Pubblicato il: 31/10/2024
Se è vero che il cappotto termico comporta indubbi vantaggi, come risparmio e riqualificazione energetica, un miglior comfort abitativo e la valorizzazione dell'immobile, è però altrettanto vero che, talvolta, qualche brutta sorpresa può essere dietro l'angolo. Ne sa qualcosa un proprietario che, recentemente, è stato condannato a demolire le opere edilizie effettuate nel suo villino nei pressi di Roma.
Lo ha stabilito la sentenza n. 17984 del Tar Lazio, provvedimento che altresì coglie l'occasione per ricordare il rilievo delle norme e dei vincoli territoriali, con particolare riferimento a quelli di natura paesaggistica e ambientale, gravanti su tutti coloro che vogliono svolgere interventi edilizi.
L'uomo aveva rivestito con pietra locale le facciate dell'immobile (in precedenza intonacate), alterandone in modo evidente l'aspetto originale e aumentandone il volume. L'intervento, secondo il Comune, aveva altresì condotto alla arbitraria modifica e violazione delle distanze dai confini, oltre alla modifica non autorizzata della lunghezza dei prospetti, causata dall'ispessimento del fabbricato.

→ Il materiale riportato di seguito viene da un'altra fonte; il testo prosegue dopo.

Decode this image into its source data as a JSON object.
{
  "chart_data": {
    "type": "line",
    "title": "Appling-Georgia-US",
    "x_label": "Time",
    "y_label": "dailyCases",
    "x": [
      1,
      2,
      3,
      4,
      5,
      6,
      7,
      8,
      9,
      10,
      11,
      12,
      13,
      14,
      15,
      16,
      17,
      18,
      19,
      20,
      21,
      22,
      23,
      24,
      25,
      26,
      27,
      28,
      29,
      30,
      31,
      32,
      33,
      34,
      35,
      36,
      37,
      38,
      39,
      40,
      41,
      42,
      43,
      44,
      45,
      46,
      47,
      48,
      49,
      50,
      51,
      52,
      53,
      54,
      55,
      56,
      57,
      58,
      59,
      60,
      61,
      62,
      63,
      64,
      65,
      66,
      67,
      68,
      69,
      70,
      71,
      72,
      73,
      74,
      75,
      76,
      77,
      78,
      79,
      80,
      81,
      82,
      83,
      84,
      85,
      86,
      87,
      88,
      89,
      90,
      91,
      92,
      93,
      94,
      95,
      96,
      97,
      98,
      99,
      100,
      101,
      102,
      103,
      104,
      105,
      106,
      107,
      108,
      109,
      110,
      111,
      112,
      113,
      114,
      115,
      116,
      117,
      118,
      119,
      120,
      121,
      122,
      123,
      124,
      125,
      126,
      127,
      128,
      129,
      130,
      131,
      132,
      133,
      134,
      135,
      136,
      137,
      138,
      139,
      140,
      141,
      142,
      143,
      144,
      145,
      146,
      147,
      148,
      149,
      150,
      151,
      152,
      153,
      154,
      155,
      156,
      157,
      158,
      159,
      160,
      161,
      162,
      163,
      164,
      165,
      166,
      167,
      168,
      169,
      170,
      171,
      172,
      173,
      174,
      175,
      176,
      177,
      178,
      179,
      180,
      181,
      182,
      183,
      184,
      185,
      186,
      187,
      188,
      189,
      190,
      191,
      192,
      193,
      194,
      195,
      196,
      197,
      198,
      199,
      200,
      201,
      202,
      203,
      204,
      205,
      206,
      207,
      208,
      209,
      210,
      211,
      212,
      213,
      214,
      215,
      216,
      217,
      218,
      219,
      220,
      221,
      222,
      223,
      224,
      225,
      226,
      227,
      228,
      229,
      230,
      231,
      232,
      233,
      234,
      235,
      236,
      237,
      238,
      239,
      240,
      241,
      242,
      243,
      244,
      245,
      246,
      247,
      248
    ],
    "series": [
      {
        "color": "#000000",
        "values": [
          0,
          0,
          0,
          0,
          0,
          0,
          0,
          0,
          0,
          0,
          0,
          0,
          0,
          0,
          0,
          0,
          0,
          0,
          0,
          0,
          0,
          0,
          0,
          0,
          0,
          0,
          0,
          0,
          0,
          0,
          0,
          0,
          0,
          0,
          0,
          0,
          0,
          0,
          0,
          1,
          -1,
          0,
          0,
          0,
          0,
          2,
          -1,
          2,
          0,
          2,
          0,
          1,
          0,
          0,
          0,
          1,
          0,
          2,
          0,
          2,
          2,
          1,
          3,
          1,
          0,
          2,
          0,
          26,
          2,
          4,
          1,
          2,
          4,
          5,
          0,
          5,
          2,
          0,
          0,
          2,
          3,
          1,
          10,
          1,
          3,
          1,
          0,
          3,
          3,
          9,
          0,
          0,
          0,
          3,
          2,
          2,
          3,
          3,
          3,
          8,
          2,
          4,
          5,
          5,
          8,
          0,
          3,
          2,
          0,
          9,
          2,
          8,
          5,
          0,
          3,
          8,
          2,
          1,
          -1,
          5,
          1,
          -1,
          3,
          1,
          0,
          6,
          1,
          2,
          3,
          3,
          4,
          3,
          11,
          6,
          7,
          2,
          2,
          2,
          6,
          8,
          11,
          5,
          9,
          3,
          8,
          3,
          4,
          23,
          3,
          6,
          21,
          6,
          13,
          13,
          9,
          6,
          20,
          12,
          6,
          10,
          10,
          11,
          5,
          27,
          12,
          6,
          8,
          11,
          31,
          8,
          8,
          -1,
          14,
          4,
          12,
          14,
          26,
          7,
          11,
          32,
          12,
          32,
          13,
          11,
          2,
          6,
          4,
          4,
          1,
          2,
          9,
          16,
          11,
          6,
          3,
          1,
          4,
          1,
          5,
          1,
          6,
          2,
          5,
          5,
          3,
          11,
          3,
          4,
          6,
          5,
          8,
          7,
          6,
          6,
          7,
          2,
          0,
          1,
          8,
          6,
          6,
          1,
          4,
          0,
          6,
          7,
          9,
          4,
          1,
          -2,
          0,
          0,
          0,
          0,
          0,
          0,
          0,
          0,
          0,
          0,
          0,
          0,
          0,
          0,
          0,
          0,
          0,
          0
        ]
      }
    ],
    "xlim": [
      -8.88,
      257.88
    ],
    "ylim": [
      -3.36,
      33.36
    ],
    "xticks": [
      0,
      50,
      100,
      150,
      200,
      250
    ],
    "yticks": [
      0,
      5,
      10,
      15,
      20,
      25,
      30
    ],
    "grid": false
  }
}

Da parte dell'ente locale veniva rilevato anche il mutamento della destinazione d'uso dei vani nel piano interrato, contestandosi inoltre che – nel vano cantina – era stata riscontrata la presenza di mobilio e di un angolo cottura, inserito senza alcuna autorizzazione. In estrema sintesi, l'installazione del cappotto termico aveva determinato l'arbitrario mutamento delle dimensioni dell'immobile e dello stato dei luoghi.
Di ciò è stato offerto dettaglio grazie ai rilievi formulati dai tecnici comunali, con relazione ad hoc redatta al termine di un sopralluogo in area plurivincolata. Alla luce delle irregolarità e degli abusi emersi, tali da integrare la violazione dei vincoli territoriali e delle normative urbanistiche e paesaggistiche, ne è scaturita un'ordinanza di demolizione dei manufatti abusivi, a cui il proprietario ha risposto con un ricorso al Tar finalizzato al suo annullamento. L'ordinanza – tutelando specifici interessi pubblici – imponeva la c.d. rimessione in pristino dello stato dei luoghi.

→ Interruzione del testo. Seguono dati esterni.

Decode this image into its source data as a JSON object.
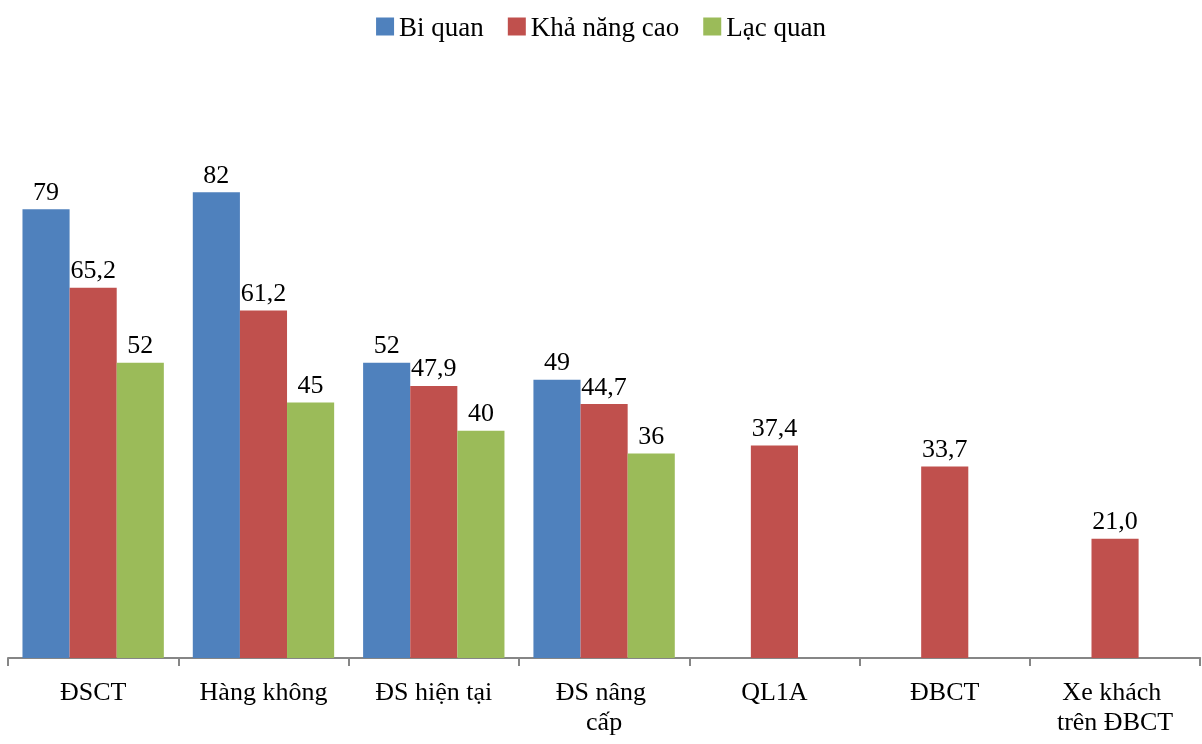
{
  "chart_data": {
    "type": "bar",
    "categories": [
      "ĐSCT",
      "Hàng không",
      "ĐS hiện tại",
      "ĐS nâng cấp",
      "QL1A",
      "ĐBCT",
      "Xe khách trên ĐBCT"
    ],
    "series": [
      {
        "name": "Bi quan",
        "color": "#4f81bd",
        "values": [
          79,
          82,
          52,
          49,
          null,
          null,
          null
        ],
        "value_labels": [
          "79",
          "82",
          "52",
          "49",
          null,
          null,
          null
        ]
      },
      {
        "name": "Khả năng cao",
        "color": "#c0504d",
        "values": [
          65.2,
          61.2,
          47.9,
          44.7,
          37.4,
          33.7,
          21.0
        ],
        "value_labels": [
          "65,2",
          "61,2",
          "47,9",
          "44,7",
          "37,4",
          "33,7",
          "21,0"
        ]
      },
      {
        "name": "Lạc quan",
        "color": "#9bbb59",
        "values": [
          52,
          45,
          40,
          36,
          null,
          null,
          null
        ],
        "value_labels": [
          "52",
          "45",
          "40",
          "36",
          null,
          null,
          null
        ]
      }
    ],
    "legend": "top",
    "grid": false
  }
}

Ebbene, con la citata sentenza n. 17984/2024, il Tar Lazio ha confermato la bontà della motivazione offerta dal Comune che ha emesso l'ordinanza ingiunzione contro il proprietario, in quanto – con il cappotto termico – si era palesata una modifica non autorizzata dello stato dei luoghi (variazione dei prospetti e aumento di volume). Il giudice amministrativo ha così condannato l'uomo ad abbattere i manufatti realizzati abusivamente, perché in contrasto con le norme vigenti in un'area plurivincolata e senza previa autorizzazione o nulla osta.
Concludendo, la vicenda rappresenta una sorta di avvertimento per tutti coloro che vogliono svolgere opere di ristrutturazione. Prima di agire è essenziale rivolgersi a professionisti competenti e ottenere tutte le autorizzazioni necessarie, in modo da non rischiare di cadere nell'abuso e subire le sanzioni demolitorie emesse dal Comune.